Vydalia Weatherly, Staff writer

On March 6, the Erie zoo opened for the 2022 season. As visitors came to take place in opening day festivities, many noticed the Bornean orangutan family was not present in their exhibits.  

The day prior, 36-year-old Bornean orangutan Joseph, known by most as simply “Joe”, fell ill. Joe’s symptoms included behavioral changes, lack of appetite, and fatigue, the Erie Zoo revealed in a news release.  

A Covid-19 test was administered and came back negative, and subsequent tests did not result in a diagnosis.  

Joe lived in the exhibit with his mate Dasa. The two came to the zoo together in 2002 to mate.  

Despite having three offspring together, only Dasa’s and Joe’s 5-year-old offspring, Otis, lived in the Erie Zoo.  

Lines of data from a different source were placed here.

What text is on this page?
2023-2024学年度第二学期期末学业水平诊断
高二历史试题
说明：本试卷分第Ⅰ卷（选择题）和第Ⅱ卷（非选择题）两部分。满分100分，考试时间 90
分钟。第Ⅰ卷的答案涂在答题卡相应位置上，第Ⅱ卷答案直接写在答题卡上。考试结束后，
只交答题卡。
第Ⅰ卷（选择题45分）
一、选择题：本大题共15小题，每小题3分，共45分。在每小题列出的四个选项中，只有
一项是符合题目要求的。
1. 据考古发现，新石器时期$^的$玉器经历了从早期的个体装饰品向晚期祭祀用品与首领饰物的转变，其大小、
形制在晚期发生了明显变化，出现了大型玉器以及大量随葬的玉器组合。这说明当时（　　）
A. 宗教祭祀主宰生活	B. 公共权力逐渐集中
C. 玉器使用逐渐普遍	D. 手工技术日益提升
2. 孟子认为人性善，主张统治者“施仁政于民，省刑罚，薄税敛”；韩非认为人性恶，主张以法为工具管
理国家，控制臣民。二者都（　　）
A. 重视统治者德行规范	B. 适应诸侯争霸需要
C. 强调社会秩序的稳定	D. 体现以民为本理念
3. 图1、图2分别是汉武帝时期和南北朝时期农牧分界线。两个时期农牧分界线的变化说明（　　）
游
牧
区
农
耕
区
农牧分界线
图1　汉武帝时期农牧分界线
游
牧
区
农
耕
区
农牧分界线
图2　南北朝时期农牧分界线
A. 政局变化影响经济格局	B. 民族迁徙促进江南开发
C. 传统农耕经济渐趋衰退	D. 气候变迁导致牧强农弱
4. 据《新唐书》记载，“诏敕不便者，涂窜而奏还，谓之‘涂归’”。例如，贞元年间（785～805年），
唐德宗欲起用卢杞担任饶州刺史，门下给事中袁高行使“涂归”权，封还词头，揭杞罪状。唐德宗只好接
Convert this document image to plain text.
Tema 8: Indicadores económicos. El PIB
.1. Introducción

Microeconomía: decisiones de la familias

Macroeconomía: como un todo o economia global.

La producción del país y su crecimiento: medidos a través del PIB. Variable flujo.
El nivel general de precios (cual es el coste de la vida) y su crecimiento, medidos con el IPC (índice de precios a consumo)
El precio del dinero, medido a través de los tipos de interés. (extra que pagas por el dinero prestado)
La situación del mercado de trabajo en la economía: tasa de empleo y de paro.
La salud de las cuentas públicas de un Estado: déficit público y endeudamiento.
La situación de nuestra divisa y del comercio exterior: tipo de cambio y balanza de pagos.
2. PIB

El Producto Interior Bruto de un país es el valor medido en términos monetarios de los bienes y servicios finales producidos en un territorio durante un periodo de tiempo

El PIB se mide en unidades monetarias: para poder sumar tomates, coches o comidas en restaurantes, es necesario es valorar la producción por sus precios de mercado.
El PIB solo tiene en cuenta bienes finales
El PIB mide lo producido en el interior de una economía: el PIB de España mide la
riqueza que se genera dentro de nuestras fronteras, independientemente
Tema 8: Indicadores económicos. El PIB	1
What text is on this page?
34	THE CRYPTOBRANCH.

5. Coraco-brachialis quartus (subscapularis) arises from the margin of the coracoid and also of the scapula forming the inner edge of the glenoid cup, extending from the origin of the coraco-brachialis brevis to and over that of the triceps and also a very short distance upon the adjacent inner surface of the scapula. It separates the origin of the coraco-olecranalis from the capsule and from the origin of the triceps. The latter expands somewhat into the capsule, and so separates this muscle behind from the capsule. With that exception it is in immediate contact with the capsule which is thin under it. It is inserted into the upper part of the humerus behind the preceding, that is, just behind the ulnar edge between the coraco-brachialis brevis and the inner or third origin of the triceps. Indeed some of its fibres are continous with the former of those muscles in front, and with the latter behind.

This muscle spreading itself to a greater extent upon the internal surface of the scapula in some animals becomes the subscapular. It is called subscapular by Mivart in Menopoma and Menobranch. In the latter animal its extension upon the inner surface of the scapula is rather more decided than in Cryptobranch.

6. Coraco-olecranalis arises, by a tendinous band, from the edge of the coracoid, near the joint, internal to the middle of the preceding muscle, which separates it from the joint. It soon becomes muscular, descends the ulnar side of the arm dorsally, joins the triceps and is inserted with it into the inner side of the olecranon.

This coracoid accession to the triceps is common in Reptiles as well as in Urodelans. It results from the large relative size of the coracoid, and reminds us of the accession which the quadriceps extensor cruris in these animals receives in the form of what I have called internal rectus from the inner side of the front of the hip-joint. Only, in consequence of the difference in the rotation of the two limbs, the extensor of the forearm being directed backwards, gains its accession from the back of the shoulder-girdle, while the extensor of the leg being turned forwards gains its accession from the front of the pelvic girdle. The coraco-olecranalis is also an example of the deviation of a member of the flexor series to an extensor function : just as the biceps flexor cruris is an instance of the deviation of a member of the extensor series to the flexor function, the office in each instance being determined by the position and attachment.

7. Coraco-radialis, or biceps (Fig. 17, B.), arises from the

Joe was the only one to come down with the mysterious illness, but the zoo removed the entire family from the exhibit as a precaution. While the family was away, the zoo set up a table outside of the orangutan exhibit to make get-well cards for the beloved family. Joe passed away on March 19.  

“This is a truly sad day for the Erie Community and we are all heartbroken over the loss of Joe,” said Roo Kojancie, COO of the Erie Zoo, in a news statement.  

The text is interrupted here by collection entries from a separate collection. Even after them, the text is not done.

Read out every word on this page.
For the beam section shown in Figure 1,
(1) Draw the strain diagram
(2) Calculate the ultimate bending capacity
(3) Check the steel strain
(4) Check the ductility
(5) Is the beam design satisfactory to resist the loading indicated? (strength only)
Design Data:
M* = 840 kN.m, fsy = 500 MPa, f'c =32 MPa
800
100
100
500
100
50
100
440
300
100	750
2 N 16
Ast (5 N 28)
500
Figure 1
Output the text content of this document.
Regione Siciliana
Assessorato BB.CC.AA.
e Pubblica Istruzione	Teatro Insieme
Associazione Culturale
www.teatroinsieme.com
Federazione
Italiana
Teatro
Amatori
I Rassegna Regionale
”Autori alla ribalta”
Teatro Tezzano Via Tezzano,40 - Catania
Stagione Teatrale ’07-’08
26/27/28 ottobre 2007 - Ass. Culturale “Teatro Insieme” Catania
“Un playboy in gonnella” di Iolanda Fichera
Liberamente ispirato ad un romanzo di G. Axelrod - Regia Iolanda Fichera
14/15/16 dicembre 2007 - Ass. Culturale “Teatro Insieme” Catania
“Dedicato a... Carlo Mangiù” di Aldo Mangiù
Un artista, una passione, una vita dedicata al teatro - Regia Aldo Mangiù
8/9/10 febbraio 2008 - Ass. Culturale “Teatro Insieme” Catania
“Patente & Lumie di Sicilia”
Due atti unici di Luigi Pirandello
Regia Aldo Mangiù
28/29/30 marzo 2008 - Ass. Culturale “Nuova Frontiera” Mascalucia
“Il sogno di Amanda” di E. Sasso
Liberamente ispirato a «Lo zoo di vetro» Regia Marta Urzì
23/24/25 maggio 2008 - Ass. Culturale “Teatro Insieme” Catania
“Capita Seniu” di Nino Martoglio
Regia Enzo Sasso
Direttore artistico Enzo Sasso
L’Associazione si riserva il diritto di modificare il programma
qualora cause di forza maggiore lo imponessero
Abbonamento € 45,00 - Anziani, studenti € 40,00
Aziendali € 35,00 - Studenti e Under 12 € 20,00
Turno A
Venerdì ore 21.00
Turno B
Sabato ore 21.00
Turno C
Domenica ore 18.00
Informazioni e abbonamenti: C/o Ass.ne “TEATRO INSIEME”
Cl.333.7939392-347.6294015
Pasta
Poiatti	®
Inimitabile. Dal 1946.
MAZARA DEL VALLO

“Joe has been a beloved member of the Erie Zoo family since 2002. He has touched the hearts of so many visitors, volunteers, and staff over the years. His absence is going to leave a hole in our hearts. I’m proud of our exceptional veterinary and animal care teams who dedicated themselves to leaving no stone unturned in their pursuit of Joe’s health.”  

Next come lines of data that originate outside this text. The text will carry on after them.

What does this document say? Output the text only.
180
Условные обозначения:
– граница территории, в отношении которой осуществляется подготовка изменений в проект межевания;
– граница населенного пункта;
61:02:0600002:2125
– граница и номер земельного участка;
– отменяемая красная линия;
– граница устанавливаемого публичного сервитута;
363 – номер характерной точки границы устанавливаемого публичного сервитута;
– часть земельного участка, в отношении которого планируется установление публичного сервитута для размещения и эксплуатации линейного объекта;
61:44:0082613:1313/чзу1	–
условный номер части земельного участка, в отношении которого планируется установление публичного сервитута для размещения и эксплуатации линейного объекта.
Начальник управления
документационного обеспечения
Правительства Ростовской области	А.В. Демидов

Two days prior to his death, Joe went under intense testing.  

“Several routine diagnostic tests were performed which did not yield enough information for a diagnosis,” the zoo said in the statement about Joe’s death.  

“After extensive consultations with experts from the Association of Zoos and Aquariums’ (AZA) Orangutan Species Survival Plan and the Great Ape Heart Project, additional diagnostic evaluations under anesthesia were deemed necessary.” 

Diagnostic tests revealed Joe the orangutan was suffering from heart failure. 

Orangutans are an endangered species. According to the Orangutan Conservancy website, orangutans have a life expectancy of 35 to 40 years in their natural habitats. However, in captivity orangutans have been known to live into their late 50s.  

A contributing factor in orangutans becoming an endangered species is due to the unethical production of palm oil.  

“The mass production of palm oil has relied on the destruction of rainforests, which leads to climate damaging emissions, as well as loss of biodiversity, particularly for orangutans, and human rights issues” according to ethical consumer 

Despite recent efforts to reduce production and usage of palm oil, it is used in many products across the globe. 

According to ethical consumer, “more than 50% of packaged supermarket products from margarine and oven chips to soaps and detergents” are made using palm oil. 

It is important to consider the products you use each day and consider to switching to a brand that uses ethically sourced palm oil if it is affordable. 

The Erie Zoo said that there is no rush to replace the beloved orangutan, and that the other orangutans who shared the exhibit with Joe are healthy.